화학공학소재연구정보센터
Applied Energy, Vol.233, 827-839, 2019
Energy water nexus under energy mix scenarios using input output and ecological network analyses
Increasing demand for energy, an evolving electricity-generation mix, and water demand from competing sectors have important implications for water budgets and energy planning. To evaluate the water-related impacts of energy-related decisions, we built a national energy water nexus scenario analysis assessment framework by extending input output analysis (IOA) to future energy mix scenarios of China. The scenarios for China out to 2050 include four low-carbon-development scenarios that are planned in climate change mitigation roadmaps and one baseline scenario.

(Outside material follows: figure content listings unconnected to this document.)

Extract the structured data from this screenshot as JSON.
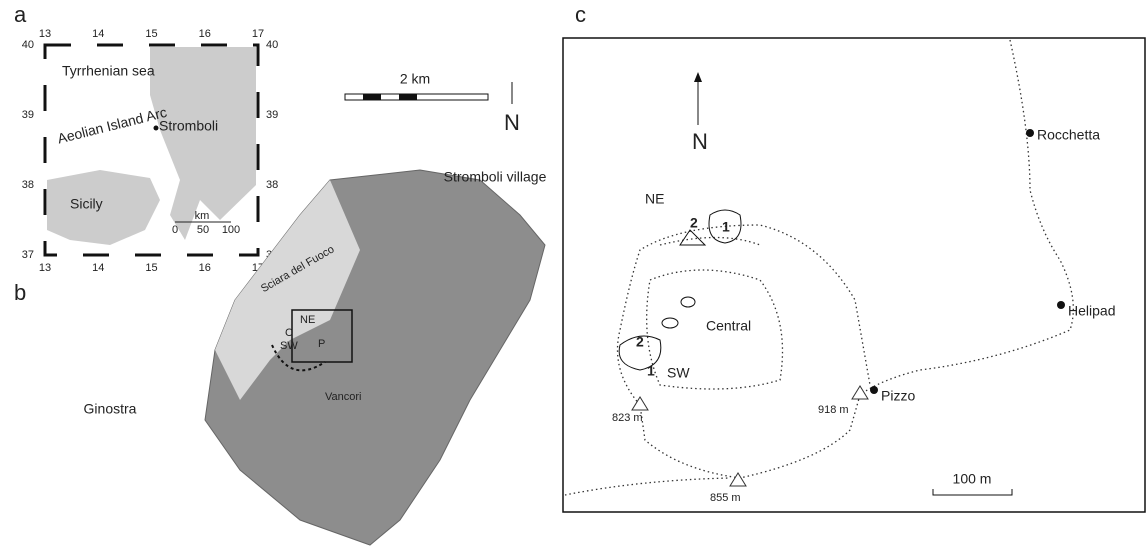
{
  "panel_a": {
    "label": "a",
    "lon_ticks": [
      13,
      14,
      15,
      16,
      17
    ],
    "lat_ticks": [
      40,
      39,
      38,
      37
    ],
    "sea": "Tyrrhenian sea",
    "arc": "Aeolian Island Arc",
    "island": "Stromboli",
    "sicily": "Sicily",
    "scale_unit": "km",
    "scale_ticks": [
      0,
      50,
      100
    ]
  },
  "panel_b": {
    "label": "b",
    "scale": "2 km",
    "north": "N",
    "village": "Stromboli village",
    "sciara": "Sciara del Fuoco",
    "ginostra": "Ginostra",
    "ne": "NE",
    "c": "C",
    "sw": "SW",
    "p": "P",
    "vancori": "Vancori"
  },
  "panel_c": {
    "label": "c",
    "north": "N",
    "ne": "NE",
    "ne_2": "2",
    "ne_1": "1",
    "central": "Central",
    "sw_2": "2",
    "sw_1": "1",
    "sw": "SW",
    "peak_823": "823 m",
    "peak_855": "855 m",
    "peak_918": "918 m",
    "pizzo": "Pizzo",
    "rocchetta": "Rocchetta",
    "helipad": "Helipad",
    "scale": "100 m"
  }
}
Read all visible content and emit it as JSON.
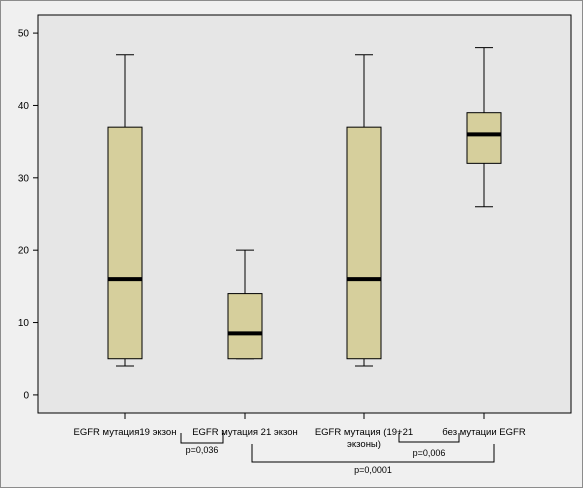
{
  "chart_data": {
    "type": "boxplot",
    "title": "",
    "xlabel": "",
    "ylabel": "",
    "ylim": [
      -2.5,
      52.5
    ],
    "yticks": [
      0,
      10,
      20,
      30,
      40,
      50
    ],
    "grid": false,
    "colors": {
      "box_fill": "#d6cf9c",
      "box_stroke": "#000000",
      "plot_background": "#e6e6e6",
      "median": "#000000"
    },
    "categories": [
      [
        "EGFR мутация19 экзон"
      ],
      [
        "EGFR мутация 21 экзон"
      ],
      [
        "EGFR мутация (19+21",
        "экзоны)"
      ],
      [
        "без мутации EGFR"
      ]
    ],
    "boxes": [
      {
        "whisker_low": 4,
        "q1": 5,
        "median": 16,
        "q3": 37,
        "whisker_high": 47
      },
      {
        "whisker_low": 5,
        "q1": 5,
        "median": 8.5,
        "q3": 14,
        "whisker_high": 20
      },
      {
        "whisker_low": 4,
        "q1": 5,
        "median": 16,
        "q3": 37,
        "whisker_high": 47
      },
      {
        "whisker_low": 26,
        "q1": 32,
        "median": 36,
        "q3": 39,
        "whisker_high": 48
      }
    ],
    "annotations": [
      {
        "from": 0,
        "to": 1,
        "label": "p=0,036"
      },
      {
        "from": 2,
        "to": 3,
        "label": "p=0,006"
      },
      {
        "from": 1,
        "to": 3,
        "label": "p=0,0001"
      }
    ]
  }
}
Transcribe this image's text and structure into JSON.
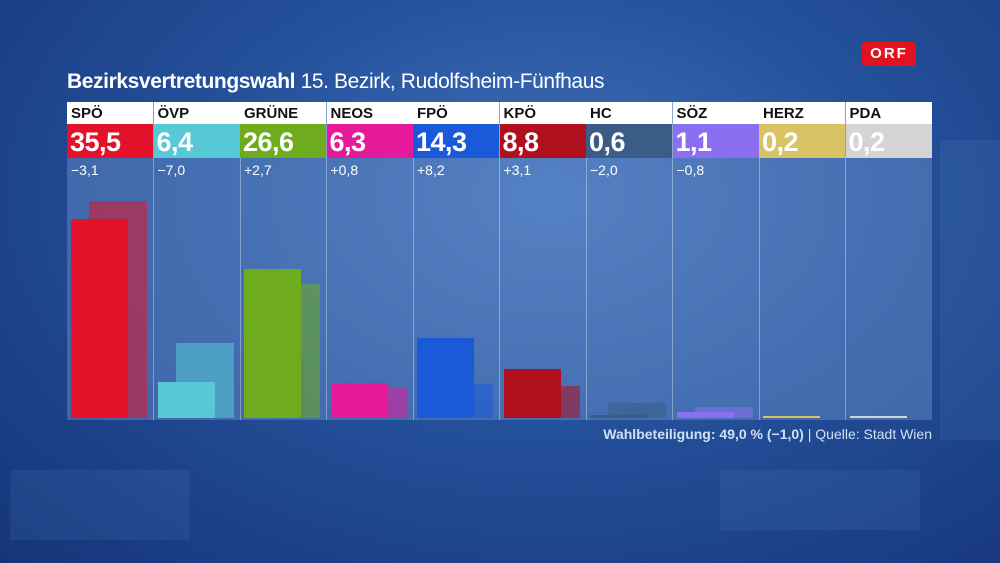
{
  "logo": "ORF",
  "header": {
    "title_bold": "Bezirksvertretungswahl",
    "title_rest": "15. Bezirk, Rudolfsheim-Fünfhaus"
  },
  "chart_data": {
    "type": "bar",
    "categories": [
      "SPÖ",
      "ÖVP",
      "GRÜNE",
      "NEOS",
      "FPÖ",
      "KPÖ",
      "HC",
      "SÖZ",
      "HERZ",
      "PDA"
    ],
    "series": [
      {
        "values": [
          35.5,
          6.4,
          26.6,
          6.3,
          14.3,
          8.8,
          0.6,
          1.1,
          0.2,
          0.2
        ]
      },
      {
        "values": [
          38.6,
          13.4,
          23.9,
          5.5,
          6.1,
          5.7,
          2.6,
          1.9,
          0,
          0
        ]
      }
    ],
    "value_labels": [
      "35,5",
      "6,4",
      "26,6",
      "6,3",
      "14,3",
      "8,8",
      "0,6",
      "1,1",
      "0,2",
      "0,2"
    ],
    "diff_labels": [
      "−3,1",
      "−7,0",
      "+2,7",
      "+0,8",
      "+8,2",
      "+3,1",
      "−2,0",
      "−0,8",
      "",
      ""
    ],
    "colors": [
      "#e3122a",
      "#56c8d6",
      "#6fac1d",
      "#e6199a",
      "#1a5ad9",
      "#b00f1e",
      "#3a5c86",
      "#8a6ff0",
      "#d9c264",
      "#d4d4d4"
    ],
    "ylim": [
      0,
      42
    ]
  },
  "footer": {
    "turnout": "Wahlbeteiligung: 49,0 % (−1,0)",
    "separator": "|",
    "source": "Quelle: Stadt Wien"
  }
}
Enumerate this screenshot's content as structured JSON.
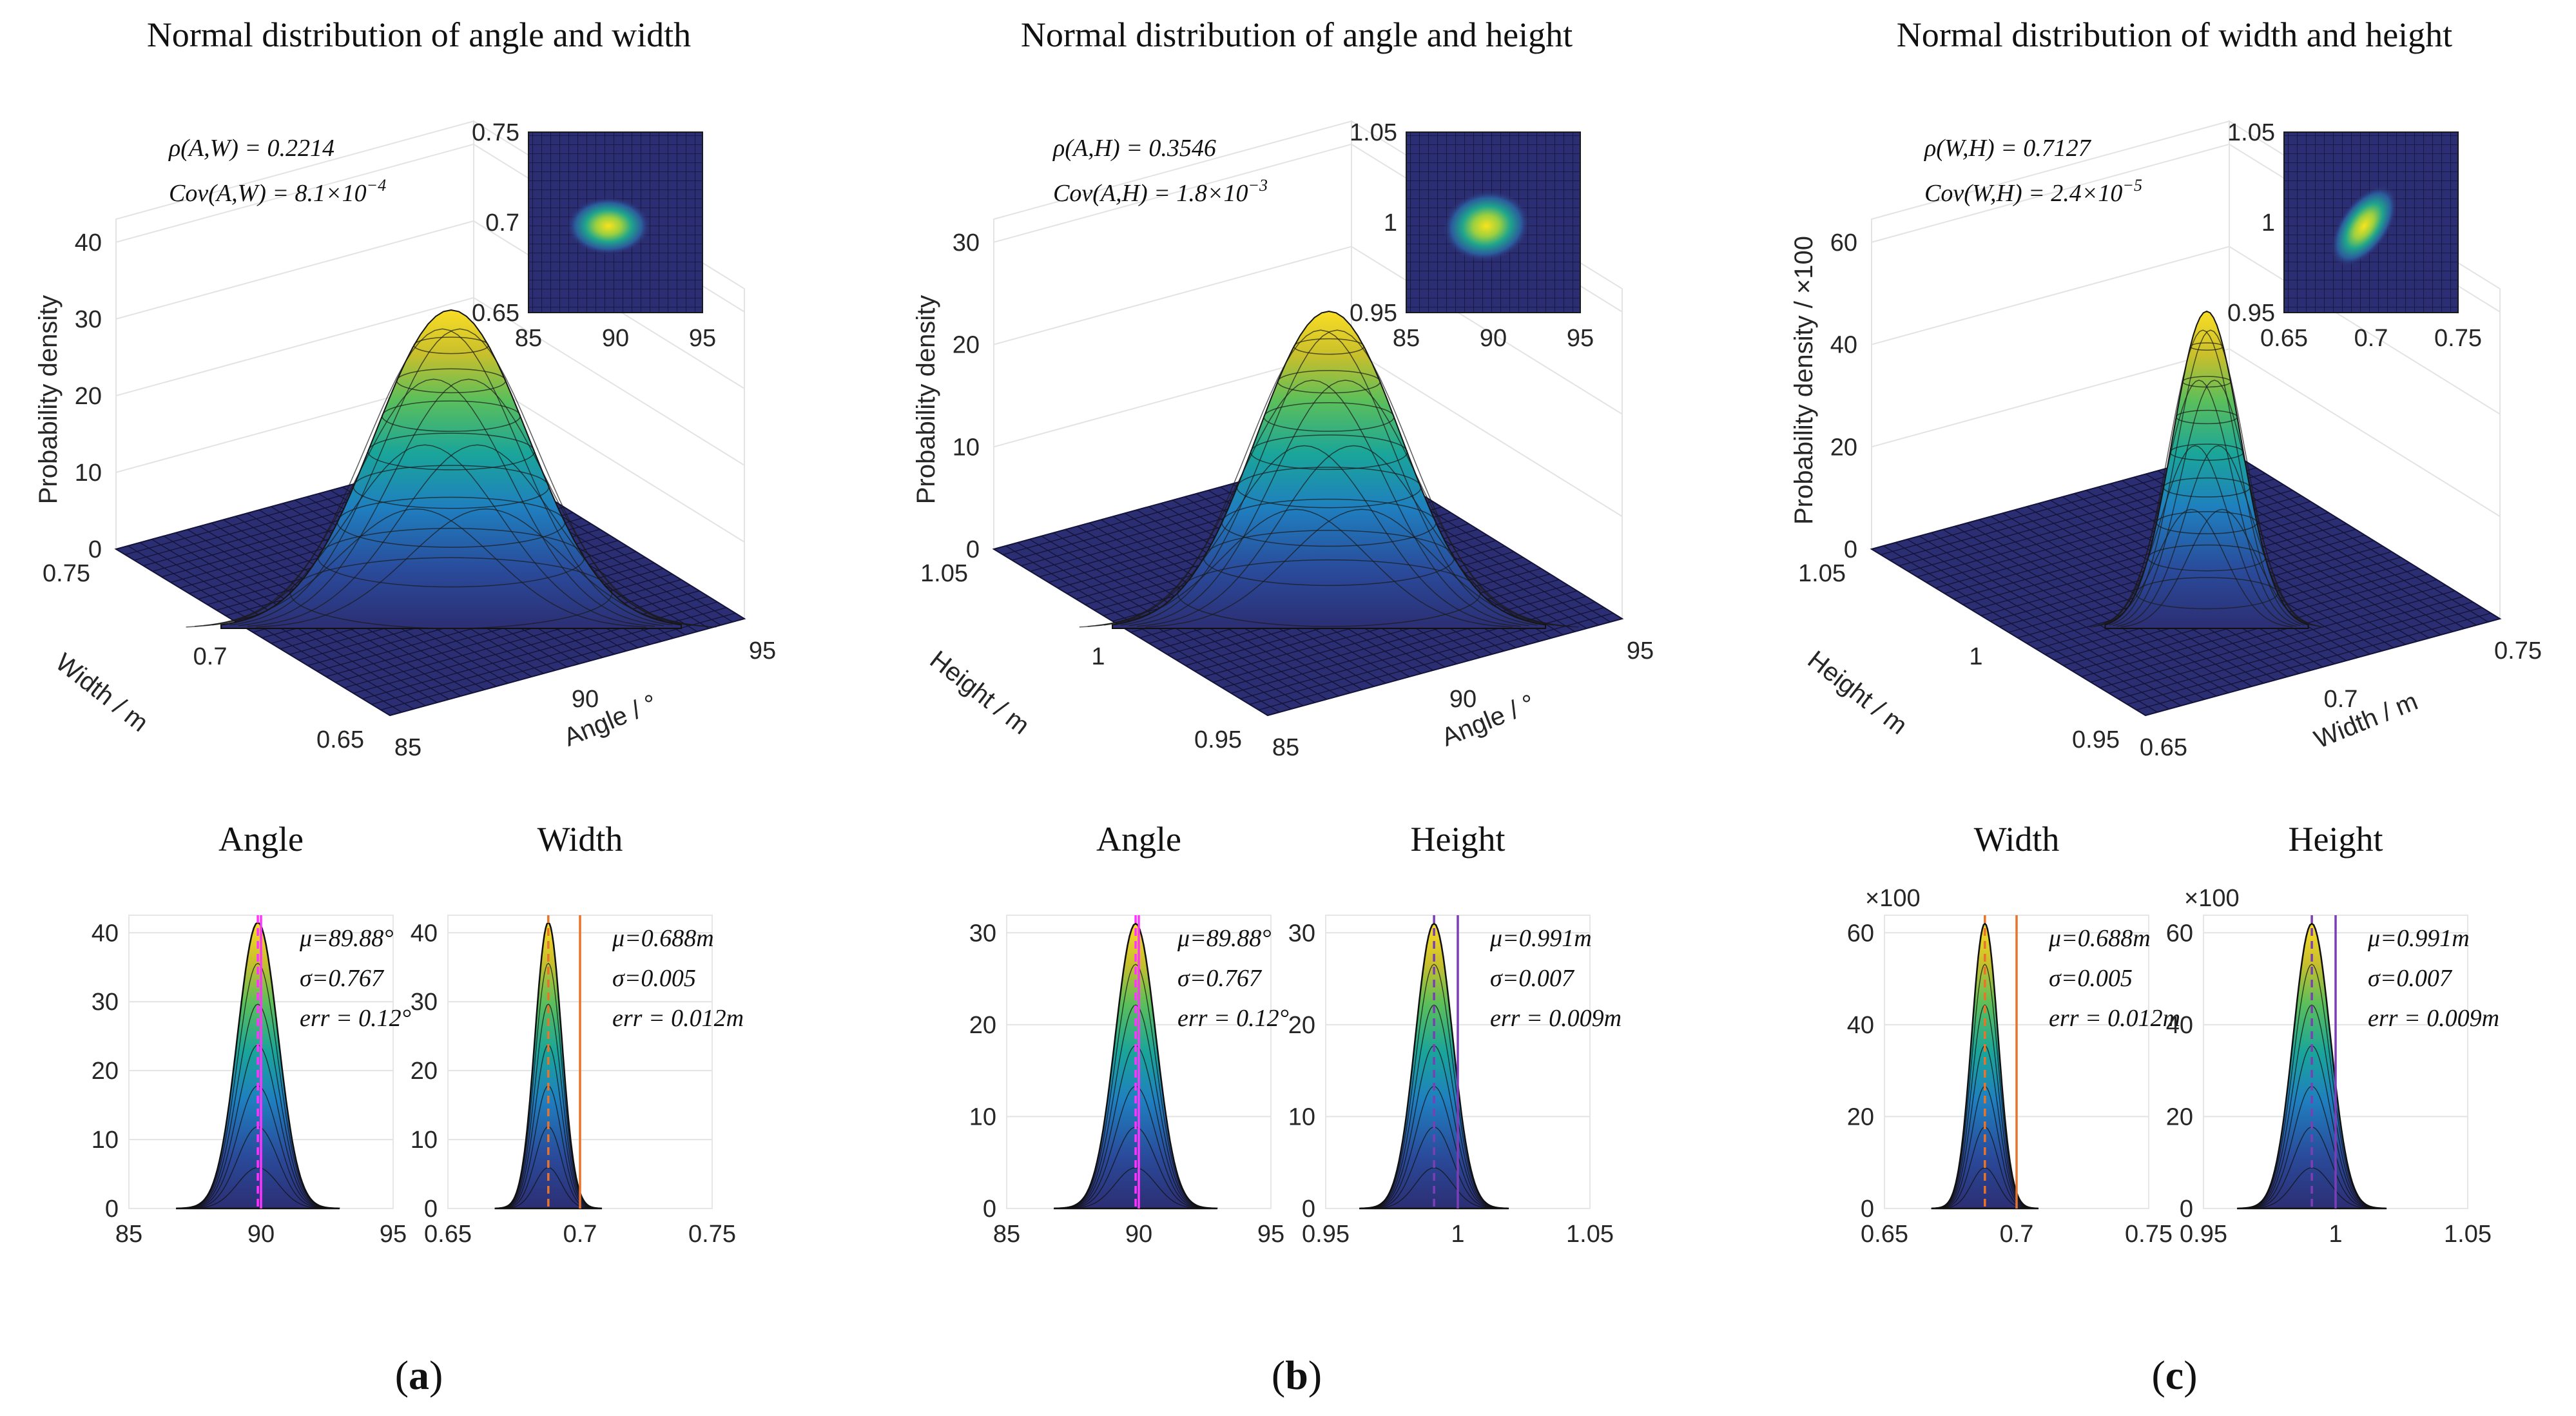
{
  "colors": {
    "floor": "#2c2e73",
    "grid": "#1a1a33",
    "mean_line": "#e600e6",
    "angle_ref_line": "#ff33ff",
    "width_ref_line": "#e8742b",
    "height_ref_line": "#7a3fb5",
    "axis": "#262626",
    "gridline": "#e3e3e3"
  },
  "panels": [
    {
      "panel_label": "a",
      "title": "Normal distribution of angle and width",
      "annotations": {
        "rho": "ρ(A,W) = 0.2214",
        "cov": "Cov(A,W) = 8.1×10",
        "cov_exp": "−4"
      },
      "surface3d": {
        "z_label": "Probability density",
        "x_label": "Angle / °",
        "y_label": "Width / m",
        "z_ticks": [
          "0",
          "10",
          "20",
          "30",
          "40"
        ],
        "x_ticks": [
          "85",
          "90",
          "95"
        ],
        "y_ticks": [
          "0.65",
          "0.7",
          "0.75"
        ]
      },
      "inset": {
        "x_ticks": [
          "85",
          "90",
          "95"
        ],
        "y_ticks": [
          "0.65",
          "0.7",
          "0.75"
        ]
      },
      "marginals": [
        {
          "title": "Angle",
          "x_ticks": [
            "85",
            "90",
            "95"
          ],
          "y_ticks": [
            "0",
            "10",
            "20",
            "30",
            "40"
          ],
          "y_scale_label": "",
          "mu": "μ=89.88°",
          "sigma": "σ=0.767",
          "err": "err = 0.12°",
          "line_color": "angle_ref_line"
        },
        {
          "title": "Width",
          "x_ticks": [
            "0.65",
            "0.7",
            "0.75"
          ],
          "y_ticks": [
            "0",
            "10",
            "20",
            "30",
            "40"
          ],
          "y_scale_label": "",
          "mu": "μ=0.688m",
          "sigma": "σ=0.005",
          "err": "err = 0.012m",
          "line_color": "width_ref_line"
        }
      ]
    },
    {
      "panel_label": "b",
      "title": "Normal distribution of angle and height",
      "annotations": {
        "rho": "ρ(A,H) = 0.3546",
        "cov": "Cov(A,H) = 1.8×10",
        "cov_exp": "−3"
      },
      "surface3d": {
        "z_label": "Probability density",
        "x_label": "Angle / °",
        "y_label": "Height / m",
        "z_ticks": [
          "0",
          "10",
          "20",
          "30"
        ],
        "x_ticks": [
          "85",
          "90",
          "95"
        ],
        "y_ticks": [
          "0.95",
          "1",
          "1.05"
        ]
      },
      "inset": {
        "x_ticks": [
          "85",
          "90",
          "95"
        ],
        "y_ticks": [
          "0.95",
          "1",
          "1.05"
        ]
      },
      "marginals": [
        {
          "title": "Angle",
          "x_ticks": [
            "85",
            "90",
            "95"
          ],
          "y_ticks": [
            "0",
            "10",
            "20",
            "30"
          ],
          "y_scale_label": "",
          "mu": "μ=89.88°",
          "sigma": "σ=0.767",
          "err": "err = 0.12°",
          "line_color": "angle_ref_line"
        },
        {
          "title": "Height",
          "x_ticks": [
            "0.95",
            "1",
            "1.05"
          ],
          "y_ticks": [
            "0",
            "10",
            "20",
            "30"
          ],
          "y_scale_label": "",
          "mu": "μ=0.991m",
          "sigma": "σ=0.007",
          "err": "err = 0.009m",
          "line_color": "height_ref_line"
        }
      ]
    },
    {
      "panel_label": "c",
      "title": "Normal distribution of width and height",
      "annotations": {
        "rho": "ρ(W,H) = 0.7127",
        "cov": "Cov(W,H) = 2.4×10",
        "cov_exp": "−5"
      },
      "surface3d": {
        "z_label": "Probability density / ×100",
        "x_label": "Width / m",
        "y_label": "Height / m",
        "z_ticks": [
          "0",
          "20",
          "40",
          "60"
        ],
        "x_ticks": [
          "0.65",
          "0.7",
          "0.75"
        ],
        "y_ticks": [
          "0.95",
          "1",
          "1.05"
        ]
      },
      "inset": {
        "x_ticks": [
          "0.65",
          "0.7",
          "0.75"
        ],
        "y_ticks": [
          "0.95",
          "1",
          "1.05"
        ]
      },
      "marginals": [
        {
          "title": "Width",
          "x_ticks": [
            "0.65",
            "0.7",
            "0.75"
          ],
          "y_ticks": [
            "0",
            "20",
            "40",
            "60"
          ],
          "y_scale_label": "×100",
          "mu": "μ=0.688m",
          "sigma": "σ=0.005",
          "err": "err = 0.012m",
          "line_color": "width_ref_line"
        },
        {
          "title": "Height",
          "x_ticks": [
            "0.95",
            "1",
            "1.05"
          ],
          "y_ticks": [
            "0",
            "20",
            "40",
            "60"
          ],
          "y_scale_label": "×100",
          "mu": "μ=0.991m",
          "sigma": "σ=0.007",
          "err": "err = 0.009m",
          "line_color": "height_ref_line"
        }
      ]
    }
  ],
  "chart_data": [
    {
      "type": "surface",
      "title": "Normal distribution of angle and width",
      "xlabel": "Angle / °",
      "ylabel": "Width / m",
      "zlabel": "Probability density",
      "xlim": [
        85,
        95
      ],
      "ylim": [
        0.65,
        0.75
      ],
      "zlim": [
        0,
        40
      ],
      "mu": [
        89.88,
        0.688
      ],
      "sigma": [
        0.767,
        0.005
      ],
      "rho": 0.2214,
      "peak": 41.5
    },
    {
      "type": "surface",
      "title": "Normal distribution of angle and height",
      "xlabel": "Angle / °",
      "ylabel": "Height / m",
      "zlabel": "Probability density",
      "xlim": [
        85,
        95
      ],
      "ylim": [
        0.95,
        1.05
      ],
      "zlim": [
        0,
        30
      ],
      "mu": [
        89.88,
        0.991
      ],
      "sigma": [
        0.767,
        0.007
      ],
      "rho": 0.3546,
      "peak": 31
    },
    {
      "type": "surface",
      "title": "Normal distribution of width and height",
      "xlabel": "Width / m",
      "ylabel": "Height / m",
      "zlabel": "Probability density / ×100",
      "xlim": [
        0.65,
        0.75
      ],
      "ylim": [
        0.95,
        1.05
      ],
      "zlim": [
        0,
        60
      ],
      "mu": [
        0.688,
        0.991
      ],
      "sigma": [
        0.005,
        0.007
      ],
      "rho": 0.7127,
      "peak": 62
    },
    {
      "type": "area",
      "title": "Angle",
      "xlim": [
        85,
        95
      ],
      "ylim": [
        0,
        40
      ],
      "mu": 89.88,
      "sigma": 0.767,
      "peak": 41.5,
      "true_value": 90
    },
    {
      "type": "area",
      "title": "Width",
      "xlim": [
        0.65,
        0.75
      ],
      "ylim": [
        0,
        40
      ],
      "mu": 0.688,
      "sigma": 0.005,
      "peak": 41.5,
      "true_value": 0.7
    },
    {
      "type": "area",
      "title": "Angle",
      "xlim": [
        85,
        95
      ],
      "ylim": [
        0,
        30
      ],
      "mu": 89.88,
      "sigma": 0.767,
      "peak": 31,
      "true_value": 90
    },
    {
      "type": "area",
      "title": "Height",
      "xlim": [
        0.95,
        1.05
      ],
      "ylim": [
        0,
        30
      ],
      "mu": 0.991,
      "sigma": 0.007,
      "peak": 31,
      "true_value": 1
    },
    {
      "type": "area",
      "title": "Width",
      "xlim": [
        0.65,
        0.75
      ],
      "ylim": [
        0,
        60
      ],
      "mu": 0.688,
      "sigma": 0.005,
      "peak": 62,
      "true_value": 0.7
    },
    {
      "type": "area",
      "title": "Height",
      "xlim": [
        0.95,
        1.05
      ],
      "ylim": [
        0,
        60
      ],
      "mu": 0.991,
      "sigma": 0.007,
      "peak": 62,
      "true_value": 1
    }
  ]
}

Sectoral direct energy, direct water, water-related energy, and energy-related water consumption were inventoried. Sectoral embodied consumption of water and energy and their inter-sector flows were mapped using IOA to create energy water nexus networks. A sectoral nexus was defined to investigate the impact of the energy water linkage on energy and water systems. Sectoral control and dependence relationships were revealed by ecological network analysis. Results showed that nexus impact on the water system was larger than that on the energy system. The main export and import pairs-Chemical industry-Agriculture (Ag), Manufacturing-Ag, Ag Metal smelting and pressing (Me), and Me-Electricity (El) should be critical pathways for nexus management via the adjustment of sectoral economic relationships. The sectors with a high nexus impact-Ag, El, and Me-should decrease their energy and water consumption to achieve outsized system-wide savings. Sectors with a low nexus impact such as domestic services; transport, storage and post services; and water production and supply-can increase their energy and water consumption with a lesser impact on the wider system. The low-carbon-development scenario exhibited the lowest nexus impact, followed by the enhanced low-carbon scenario, whose energy mix also exerted the lowest pressure on the water system. By analyzing the tradeoffs between energy, water, and carbon emissions under five scenarios, this study provides insights for nexus management on how to balance water shortage issues and the development of energy generation in future energy and water resource planning.